Histone Deacetylase-2 and Steroid Responsiveness in Pediatric Nephrotic Syndrome: An Epigenetic Perspective from Egyptian Cohorts

Abstract

Background: Nephrotic syndrome (NS) is one of the most common chronic glomerular disorders in childhood, characterized by heavy proteinuria, hypoalbuminemia, edema, and hyperlipidemia. Glucocorticoids remain the cornerstone of therapy, and the initial response to steroid treatment serves as the strongest predictor of long-term outcome. While most children achieve remission with corticosteroids, a substantial proportion develop steroid resistant nephrotic syndrome (SRNS), which is associated with progression to chronic kidney disease and increased morbidity. The mechanisms underlying variable steroid responsiveness remain incompletely understood. Recent research highlights the role of epigenetic regulation, particularly histone modifications, in modulating glucocorticoid receptor (GR) signaling. Histone deacetylase-2 (HDAC2), a class I histone deacetylase, has emerged as a pivotal regulator of glucocorticoid-mediated anti-inflammatory activity by remodeling chromatin and facilitating transcriptional repression of pro-inflammatory genes. Reduced expression or activity of HDAC2 has been implicated in impaired steroid responsiveness in several chronic inflammatory conditions, raising interest in its role in pediatric nephrotic syndrome. This review aims to critically evaluate the relationship between HDAC2 expression and activity and steroid responsiveness in children with nephrotic syndrome, with particular emphasis on Egyptian pediatric cohorts where SRNS prevalence is relatively high. We explore current evidence from preclinical studies, clinical investigations, and genetic/epigenetic research, highlighting how HDAC2 deficiency may contribute to steroid resistance. Furthermore, we discuss the potential utility of HDAC2 as a predictive biomarker and as a therapeutic target for novel epigenetic interventions.

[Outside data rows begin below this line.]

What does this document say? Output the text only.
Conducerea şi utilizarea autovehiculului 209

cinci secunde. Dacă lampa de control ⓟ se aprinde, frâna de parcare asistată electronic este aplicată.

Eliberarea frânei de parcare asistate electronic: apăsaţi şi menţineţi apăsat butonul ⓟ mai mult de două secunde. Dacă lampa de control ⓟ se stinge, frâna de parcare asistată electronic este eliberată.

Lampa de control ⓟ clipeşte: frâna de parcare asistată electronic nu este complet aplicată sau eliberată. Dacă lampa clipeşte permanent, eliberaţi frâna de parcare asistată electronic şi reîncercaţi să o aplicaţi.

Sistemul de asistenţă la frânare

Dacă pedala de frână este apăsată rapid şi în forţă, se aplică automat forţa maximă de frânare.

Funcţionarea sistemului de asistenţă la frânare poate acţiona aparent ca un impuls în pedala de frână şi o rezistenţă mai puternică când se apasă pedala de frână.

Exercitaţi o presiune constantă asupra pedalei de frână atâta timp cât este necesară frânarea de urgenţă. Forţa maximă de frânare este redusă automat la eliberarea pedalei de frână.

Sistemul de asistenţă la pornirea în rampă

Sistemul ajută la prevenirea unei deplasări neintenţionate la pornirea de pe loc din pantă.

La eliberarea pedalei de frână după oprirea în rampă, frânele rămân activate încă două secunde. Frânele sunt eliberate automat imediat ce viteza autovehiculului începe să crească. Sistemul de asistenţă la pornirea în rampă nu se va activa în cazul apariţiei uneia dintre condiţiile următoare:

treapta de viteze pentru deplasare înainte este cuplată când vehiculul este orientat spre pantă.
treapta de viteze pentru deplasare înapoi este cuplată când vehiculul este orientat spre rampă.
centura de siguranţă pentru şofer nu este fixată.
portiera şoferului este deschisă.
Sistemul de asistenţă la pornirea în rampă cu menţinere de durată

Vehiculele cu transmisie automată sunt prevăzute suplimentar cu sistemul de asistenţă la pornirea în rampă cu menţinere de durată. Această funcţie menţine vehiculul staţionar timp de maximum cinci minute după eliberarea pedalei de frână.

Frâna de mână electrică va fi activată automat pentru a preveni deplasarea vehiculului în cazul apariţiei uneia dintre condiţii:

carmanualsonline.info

Conclusion: Emerging data suggest that reduced HDAC2 expression and activity contribute to impaired glucocorticoid signaling and poor therapeutic outcomes in pediatric nephrotic syndrome. Egyptian studies provide unique insights into the genetic and environmental determinants influencing HDAC2 function, underscoring population-specific variability in steroid response. Restoration of HDAC2 activity through pharmacological agents, antioxidants, or epigenetic modulators represents a promising therapeutic avenue to enhance steroid sensitivity. However, current evidence remains preliminary, and large-scale, multicenter studies are needed to validate HDAC2 as a reliable biomarker and to evaluate targeted interventions in diverse pediatric populations. Integrating HDAC2 profiling into clinical practice could advance personalized medicine in childhood nephrotic syndrome, improving treatment outcomes and reducing the burden of steroid resistance.